Our reporter put it to Mr Headstrong that the definition of low value care appears somewhat vague and confoundingly layered, and that it therefore might be difficult to prevent subjectivity from affecting how it is used as a basis for determining the value of a given intervention.

“I disagree. It’s not complicated. If there’s strong evidence for the intervention- it’s high value. If not, it’s low value. If the risk of harm outweighs the benefit, it’s low value. If it costs a lot of cash, and doesn’t add benefit above cheaper alternatives, it’s low value”.

Leaving aside the lack of clarity over the threshold at which evidence is defined as strong or weak, or the uncertainty over whether ‘high value’ refers to that which benefits the patient at hand, the healthcare system, the society writ large or the clinician’s ego, our reporter wondered aloud to Mr Headstrong about the potential for disagreement to arise where there is an absence of evidence to guide an assessment of the risk of harm vs benefits.

“Ok, hold on a minute, I know what you’re getting at and I’m not falling for it. Look, the “risk” of harm isn’t necessarily about physical harm from treatment. Far from it actually. We’re talking behavioural and societal harm. We have a responsibility to minimise the risk of patients developing a dependency on future treatment. It’s our responsibility to build patient self-efficacy any chance we get. That my friend, is truly high value care.

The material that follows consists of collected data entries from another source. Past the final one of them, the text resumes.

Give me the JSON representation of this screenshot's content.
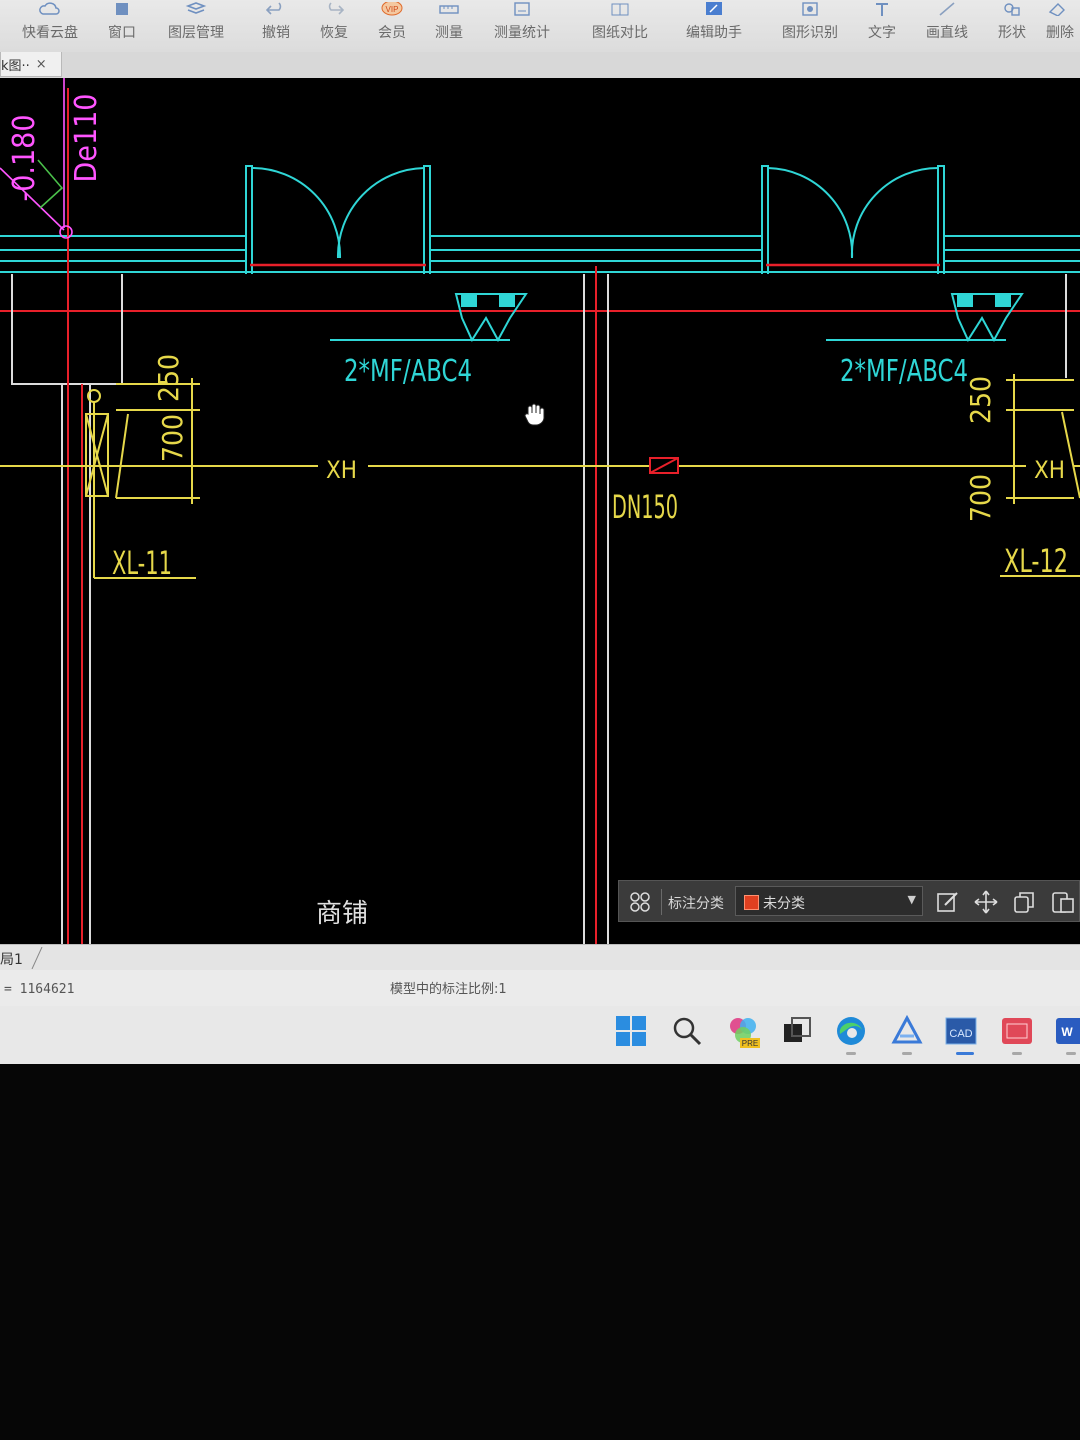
{
  "toolbar": {
    "items": [
      {
        "label": "快看云盘",
        "icon": "cloud-disk-icon"
      },
      {
        "label": "窗口",
        "icon": "window-icon"
      },
      {
        "label": "图层管理",
        "icon": "layers-icon"
      },
      {
        "label": "撤销",
        "icon": "undo-icon"
      },
      {
        "label": "恢复",
        "icon": "redo-icon"
      },
      {
        "label": "会员",
        "icon": "vip-icon",
        "badge": "VIP"
      },
      {
        "label": "测量",
        "icon": "ruler-icon"
      },
      {
        "label": "测量统计",
        "icon": "measure-stats-icon"
      },
      {
        "label": "图纸对比",
        "icon": "compare-icon"
      },
      {
        "label": "编辑助手",
        "icon": "edit-assistant-icon"
      },
      {
        "label": "图形识别",
        "icon": "shape-recognize-icon"
      },
      {
        "label": "文字",
        "icon": "text-icon"
      },
      {
        "label": "画直线",
        "icon": "line-icon"
      },
      {
        "label": "形状",
        "icon": "shape-icon"
      },
      {
        "label": "删除",
        "icon": "delete-icon"
      }
    ]
  },
  "document_tab": {
    "label": "k图··",
    "close": "×"
  },
  "drawing": {
    "labels": {
      "elevation": "-0.180",
      "pipe_size": "De110",
      "extinguisher_left": "2*MF/ABC4",
      "extinguisher_right": "2*MF/ABC4",
      "dim_250_left": "250",
      "dim_700_left": "700",
      "xh_left": "XH",
      "xh_right": "XH",
      "dn150": "DN150",
      "riser_left": "XL-11",
      "riser_right": "XL-12",
      "dim_250_right": "250",
      "dim_700_right": "700",
      "room": "商铺"
    },
    "colors": {
      "cyan": "#2fd6d6",
      "red": "#e8202a",
      "yellow": "#e6d84a",
      "white": "#dcdcdc",
      "magenta": "#ff55ff",
      "green": "#4ac04a"
    }
  },
  "dim_bar": {
    "category_label": "标注分类",
    "selected": "未分类",
    "actions": [
      "edit-icon",
      "move-icon",
      "copy-icon",
      "paste-icon"
    ]
  },
  "layout_tab": {
    "label": "局1"
  },
  "statusbar": {
    "coord": "= 1164621",
    "scale": "模型中的标注比例:1"
  },
  "taskbar": {
    "apps": [
      "windows-start-icon",
      "search-icon",
      "copilot-icon",
      "task-view-icon",
      "edge-icon",
      "ai-app-icon",
      "cad-viewer-icon",
      "cad-app-icon",
      "word-icon"
    ],
    "cad_label": "CAD",
    "word_label": "W",
    "pre_label": "PRE"
  }
}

There’s no denying it. Think about it… if patients can sort themselves out at no risk or cost to anybody, the benefit is infinite, you know x/0 =infinity. I’m sure you’ll agree there’s no value greater than infinity. So it stands to reason that any clinician who fails to be hyper-focused on patient self-efficacy as the top treatment priority is a provider of low value care. They need to shape up or ship out” explained Mr Headstrong. Our reporter drew a breath to pose an additional question but was cut off mid sentence.

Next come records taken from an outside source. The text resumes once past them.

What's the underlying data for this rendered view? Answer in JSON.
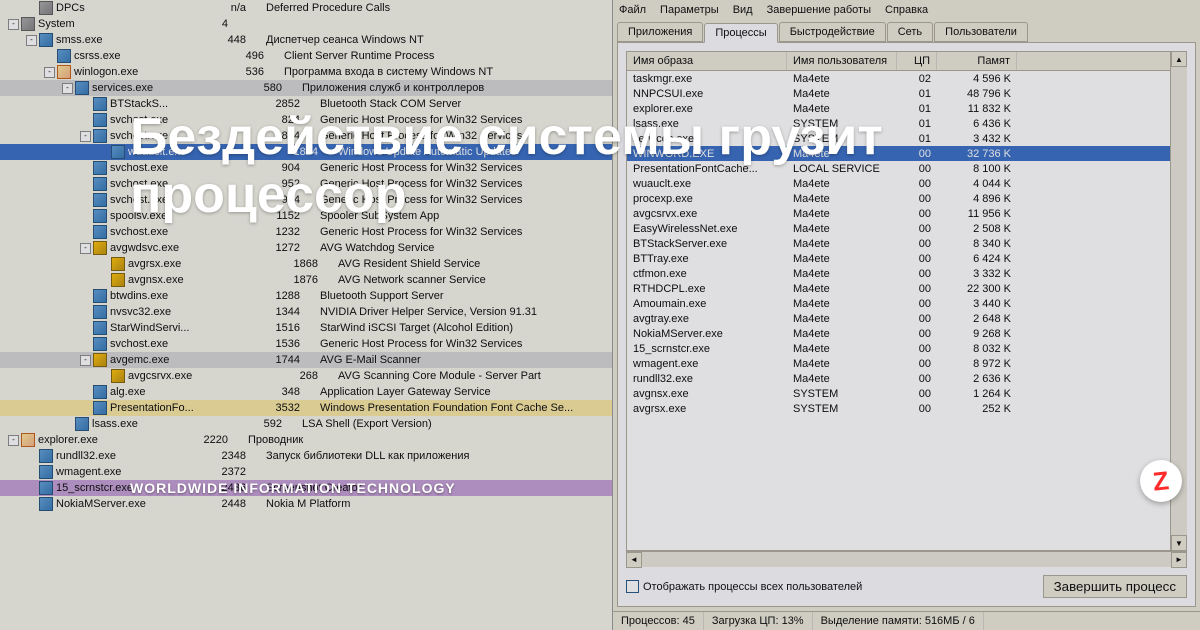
{
  "overlay": {
    "title_line1": "Бездействие системы грузит",
    "title_line2": "процессор",
    "subtitle": "WORLDWIDE INFORMATION TECHNOLOGY",
    "badge_letter": "Z"
  },
  "proctree": [
    {
      "indent": 1,
      "toggle": "",
      "icon": "sys",
      "name": "DPCs",
      "pid": "n/a",
      "desc": "Deferred Procedure Calls",
      "cls": ""
    },
    {
      "indent": 0,
      "toggle": "-",
      "icon": "sys",
      "name": "System",
      "pid": "4",
      "desc": "",
      "cls": ""
    },
    {
      "indent": 1,
      "toggle": "-",
      "icon": "app",
      "name": "smss.exe",
      "pid": "448",
      "desc": "Диспетчер сеанса Windows NT",
      "cls": ""
    },
    {
      "indent": 2,
      "toggle": "",
      "icon": "app",
      "name": "csrss.exe",
      "pid": "496",
      "desc": "Client Server Runtime Process",
      "cls": ""
    },
    {
      "indent": 2,
      "toggle": "-",
      "icon": "folder",
      "name": "winlogon.exe",
      "pid": "536",
      "desc": "Программа входа в систему Windows NT",
      "cls": ""
    },
    {
      "indent": 3,
      "toggle": "-",
      "icon": "app",
      "name": "services.exe",
      "pid": "580",
      "desc": "Приложения служб и контроллеров",
      "cls": "highlight-gray"
    },
    {
      "indent": 4,
      "toggle": "",
      "icon": "app",
      "name": "BTStackS...",
      "pid": "2852",
      "desc": "Bluetooth Stack COM Server",
      "cls": ""
    },
    {
      "indent": 4,
      "toggle": "",
      "icon": "app",
      "name": "svchost.exe",
      "pid": "824",
      "desc": "Generic Host Process for Win32 Services",
      "cls": ""
    },
    {
      "indent": 4,
      "toggle": "-",
      "icon": "app",
      "name": "svchost.exe",
      "pid": "864",
      "desc": "Generic Host Process for Win32 Services",
      "cls": ""
    },
    {
      "indent": 5,
      "toggle": "",
      "icon": "app",
      "name": "wuauclt.exe",
      "pid": "1824",
      "desc": "Windows Update Automatic Updates",
      "cls": "selected"
    },
    {
      "indent": 4,
      "toggle": "",
      "icon": "app",
      "name": "svchost.exe",
      "pid": "904",
      "desc": "Generic Host Process for Win32 Services",
      "cls": ""
    },
    {
      "indent": 4,
      "toggle": "",
      "icon": "app",
      "name": "svchost.exe",
      "pid": "952",
      "desc": "Generic Host Process for Win32 Services",
      "cls": ""
    },
    {
      "indent": 4,
      "toggle": "",
      "icon": "app",
      "name": "svchost.exe",
      "pid": "984",
      "desc": "Generic Host Process for Win32 Services",
      "cls": ""
    },
    {
      "indent": 4,
      "toggle": "",
      "icon": "app",
      "name": "spoolsv.exe",
      "pid": "1152",
      "desc": "Spooler SubSystem App",
      "cls": ""
    },
    {
      "indent": 4,
      "toggle": "",
      "icon": "app",
      "name": "svchost.exe",
      "pid": "1232",
      "desc": "Generic Host Process for Win32 Services",
      "cls": ""
    },
    {
      "indent": 4,
      "toggle": "-",
      "icon": "avg",
      "name": "avgwdsvc.exe",
      "pid": "1272",
      "desc": "AVG Watchdog Service",
      "cls": ""
    },
    {
      "indent": 5,
      "toggle": "",
      "icon": "avg",
      "name": "avgrsx.exe",
      "pid": "1868",
      "desc": "AVG Resident Shield Service",
      "cls": ""
    },
    {
      "indent": 5,
      "toggle": "",
      "icon": "avg",
      "name": "avgnsx.exe",
      "pid": "1876",
      "desc": "AVG Network scanner Service",
      "cls": ""
    },
    {
      "indent": 4,
      "toggle": "",
      "icon": "app",
      "name": "btwdins.exe",
      "pid": "1288",
      "desc": "Bluetooth Support Server",
      "cls": ""
    },
    {
      "indent": 4,
      "toggle": "",
      "icon": "app",
      "name": "nvsvc32.exe",
      "pid": "1344",
      "desc": "NVIDIA Driver Helper Service, Version 91.31",
      "cls": ""
    },
    {
      "indent": 4,
      "toggle": "",
      "icon": "app",
      "name": "StarWindServi...",
      "pid": "1516",
      "desc": "StarWind iSCSI Target (Alcohol Edition)",
      "cls": ""
    },
    {
      "indent": 4,
      "toggle": "",
      "icon": "app",
      "name": "svchost.exe",
      "pid": "1536",
      "desc": "Generic Host Process for Win32 Services",
      "cls": ""
    },
    {
      "indent": 4,
      "toggle": "-",
      "icon": "avg",
      "name": "avgemc.exe",
      "pid": "1744",
      "desc": "AVG E-Mail Scanner",
      "cls": "highlight-gray"
    },
    {
      "indent": 5,
      "toggle": "",
      "icon": "avg",
      "name": "avgcsrvx.exe",
      "pid": "268",
      "desc": "AVG Scanning Core Module - Server Part",
      "cls": ""
    },
    {
      "indent": 4,
      "toggle": "",
      "icon": "app",
      "name": "alg.exe",
      "pid": "348",
      "desc": "Application Layer Gateway Service",
      "cls": ""
    },
    {
      "indent": 4,
      "toggle": "",
      "icon": "app",
      "name": "PresentationFo...",
      "pid": "3532",
      "desc": "Windows Presentation Foundation Font Cache Se...",
      "cls": "highlight-yellow"
    },
    {
      "indent": 3,
      "toggle": "",
      "icon": "app",
      "name": "lsass.exe",
      "pid": "592",
      "desc": "LSA Shell (Export Version)",
      "cls": ""
    },
    {
      "indent": 0,
      "toggle": "-",
      "icon": "folder",
      "name": "explorer.exe",
      "pid": "2220",
      "desc": "Проводник",
      "cls": ""
    },
    {
      "indent": 1,
      "toggle": "",
      "icon": "app",
      "name": "rundll32.exe",
      "pid": "2348",
      "desc": "Запуск библиотеки DLL как приложения",
      "cls": ""
    },
    {
      "indent": 1,
      "toggle": "",
      "icon": "app",
      "name": "wmagent.exe",
      "pid": "2372",
      "desc": "",
      "cls": ""
    },
    {
      "indent": 1,
      "toggle": "",
      "icon": "app",
      "name": "15_scrnstcr.exe",
      "pid": "2436",
      "desc": "Screenshot Creator",
      "cls": "highlight-purple"
    },
    {
      "indent": 1,
      "toggle": "",
      "icon": "app",
      "name": "NokiaMServer.exe",
      "pid": "2448",
      "desc": "Nokia M Platform",
      "cls": ""
    }
  ],
  "taskmgr": {
    "menus": [
      "Файл",
      "Параметры",
      "Вид",
      "Завершение работы",
      "Справка"
    ],
    "tabs": [
      "Приложения",
      "Процессы",
      "Быстродействие",
      "Сеть",
      "Пользователи"
    ],
    "active_tab": 1,
    "columns": {
      "image": "Имя образа",
      "user": "Имя пользователя",
      "cpu": "ЦП",
      "mem": "Памят"
    },
    "processes": [
      {
        "img": "taskmgr.exe",
        "user": "Ma4ete",
        "cpu": "02",
        "mem": "4 596 K",
        "sel": false
      },
      {
        "img": "NNPCSUI.exe",
        "user": "Ma4ete",
        "cpu": "01",
        "mem": "48 796 K",
        "sel": false
      },
      {
        "img": "explorer.exe",
        "user": "Ma4ete",
        "cpu": "01",
        "mem": "11 832 K",
        "sel": false
      },
      {
        "img": "lsass.exe",
        "user": "SYSTEM",
        "cpu": "01",
        "mem": "6 436 K",
        "sel": false
      },
      {
        "img": "services.exe",
        "user": "SYSTEM",
        "cpu": "01",
        "mem": "3 432 K",
        "sel": false
      },
      {
        "img": "WINWORD.EXE",
        "user": "Ma4ete",
        "cpu": "00",
        "mem": "32 736 K",
        "sel": true
      },
      {
        "img": "PresentationFontCache...",
        "user": "LOCAL SERVICE",
        "cpu": "00",
        "mem": "8 100 K",
        "sel": false
      },
      {
        "img": "wuauclt.exe",
        "user": "Ma4ete",
        "cpu": "00",
        "mem": "4 044 K",
        "sel": false
      },
      {
        "img": "procexp.exe",
        "user": "Ma4ete",
        "cpu": "00",
        "mem": "4 896 K",
        "sel": false
      },
      {
        "img": "avgcsrvx.exe",
        "user": "Ma4ete",
        "cpu": "00",
        "mem": "11 956 K",
        "sel": false
      },
      {
        "img": "EasyWirelessNet.exe",
        "user": "Ma4ete",
        "cpu": "00",
        "mem": "2 508 K",
        "sel": false
      },
      {
        "img": "BTStackServer.exe",
        "user": "Ma4ete",
        "cpu": "00",
        "mem": "8 340 K",
        "sel": false
      },
      {
        "img": "BTTray.exe",
        "user": "Ma4ete",
        "cpu": "00",
        "mem": "6 424 K",
        "sel": false
      },
      {
        "img": "ctfmon.exe",
        "user": "Ma4ete",
        "cpu": "00",
        "mem": "3 332 K",
        "sel": false
      },
      {
        "img": "RTHDCPL.exe",
        "user": "Ma4ete",
        "cpu": "00",
        "mem": "22 300 K",
        "sel": false
      },
      {
        "img": "Amoumain.exe",
        "user": "Ma4ete",
        "cpu": "00",
        "mem": "3 440 K",
        "sel": false
      },
      {
        "img": "avgtray.exe",
        "user": "Ma4ete",
        "cpu": "00",
        "mem": "2 648 K",
        "sel": false
      },
      {
        "img": "NokiaMServer.exe",
        "user": "Ma4ete",
        "cpu": "00",
        "mem": "9 268 K",
        "sel": false
      },
      {
        "img": "15_scrnstcr.exe",
        "user": "Ma4ete",
        "cpu": "00",
        "mem": "8 032 K",
        "sel": false
      },
      {
        "img": "wmagent.exe",
        "user": "Ma4ete",
        "cpu": "00",
        "mem": "8 972 K",
        "sel": false
      },
      {
        "img": "rundll32.exe",
        "user": "Ma4ete",
        "cpu": "00",
        "mem": "2 636 K",
        "sel": false
      },
      {
        "img": "avgnsx.exe",
        "user": "SYSTEM",
        "cpu": "00",
        "mem": "1 264 K",
        "sel": false
      },
      {
        "img": "avgrsx.exe",
        "user": "SYSTEM",
        "cpu": "00",
        "mem": "252 K",
        "sel": false
      }
    ],
    "checkbox_label": "Отображать процессы всех пользователей",
    "end_button": "Завершить процесс",
    "status": {
      "procs": "Процессов: 45",
      "cpu": "Загрузка ЦП: 13%",
      "mem": "Выделение памяти: 516МБ / 6"
    }
  }
}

“It just makes me sick thinking of all those half-wit clinicians out there peddling treatments that help patients recover from injuries and pain problems faster than they would if left to their own devices. Think of the immeasurable damage they’re doing to societal health literacy. How do they sleep at night? What good is relying on someone else for a quicker, more comfortable recovery from injury when you could just as easily do it yourself in as little as twice the time and at no cost to anybody?

And another thing. I don’t want to hear you asking for evidence linking low value interventions to increased dependency… or whinging about how there’s no reason why active treatments could be just as harmful to self-efficacy as passive ones. You don’t need an RCT to know that expenditure on chronic pain problems continues to rise without a concomitant reduction in its prevalence. And you don’t have to be a rocket surgeon to realise that this is all caused by irresponsible clinicians taking steps to help patients feel better when we all know they’d be better off if we told them to harden up and stop being so pissweak so we can get on with building a society that isn’t as soft as a tub of devondale butter”.